II domenica di Pasqua

At 5,12-16; Ap 1,9-11.12-13.17-19; Gv 20,19-31

La pace viene dopo. Prima viene la presenza del Risorto, il suo stare in mezzo a noi. È lui la nostra pace. La paura degli apostoli, barricati nel cenacolo, nasceva proprio dall’assenza di Gesù; era questa la loro solitudine e il loro smarrimento. Già i profeti avevano intravisto il Messia come “principe della pace”. Anche lui lo dice: “Vi lascio la pace, la mia pace”. Persino nell’angoscia, dinanzi alla città di Gerusalemme, con le lacrime agli occhi, la rimprovera: “Se avessi compreso anche tu, in questo giorno, la via della pace!”.

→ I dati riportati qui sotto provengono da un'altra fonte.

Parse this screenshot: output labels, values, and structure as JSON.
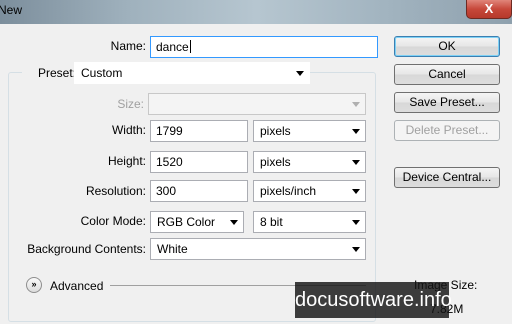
{
  "window": {
    "title": "New",
    "close_glyph": "X"
  },
  "name": {
    "label": "Name:",
    "value": "dance"
  },
  "preset": {
    "label": "Preset:",
    "value": "Custom"
  },
  "size": {
    "label": "Size:",
    "value": ""
  },
  "width": {
    "label": "Width:",
    "value": "1799",
    "unit": "pixels"
  },
  "height": {
    "label": "Height:",
    "value": "1520",
    "unit": "pixels"
  },
  "resolution": {
    "label": "Resolution:",
    "value": "300",
    "unit": "pixels/inch"
  },
  "color_mode": {
    "label": "Color Mode:",
    "mode": "RGB Color",
    "depth": "8 bit"
  },
  "background": {
    "label": "Background Contents:",
    "value": "White"
  },
  "advanced": {
    "label": "Advanced",
    "icon": "chevron-down-double-icon"
  },
  "buttons": {
    "ok": "OK",
    "cancel": "Cancel",
    "save_preset": "Save Preset...",
    "delete_preset": "Delete Preset...",
    "device_central": "Device Central..."
  },
  "image_size": {
    "label": "Image Size:",
    "value": "7.82M"
  },
  "watermark": "docusoftware.info"
}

La gioia di un incontro: “Mentre erano chiuse le porte del luogo dove si trovavano i discepoli per timore dei Giudei, venne Gesù, stette in mezzo e disse loro: ‘Pace a voi!’. Detto questo, mostrò loro le mani e il fianco. E i discepoli gioirono al vedere il Signore”. I discepoli si lasciano convincere e aprono gli occhi pieni di paura e di pianto. L’incontro prosegue coinvolgendo nella missione: “Come il Padre ha mandato me, anch’io mando voi”. Si guarisce dalla paura aprendo il cuore e gli occhi degli altri.

Pasqua è un giorno lungo fino a Pentecoste, dura finché c’è ancora timore, fame, violenza, paura della morte. Ci vuole lo Spirito Santo, la forza di Dio, che non solo è speranza di resurrezione, ma già esperienza. L’augurio della pace è ripetuto dal Risorto e accomuna la nostra missione alla sua per la stessa modalità, attraverso i segni della Passione. La missione dei discepoli ha a che fare con la presenza del Crocifisso, Signore della Pace! I discepoli per essere testimoni autentici del risorto devono mostrare loro stessi come persone risorte.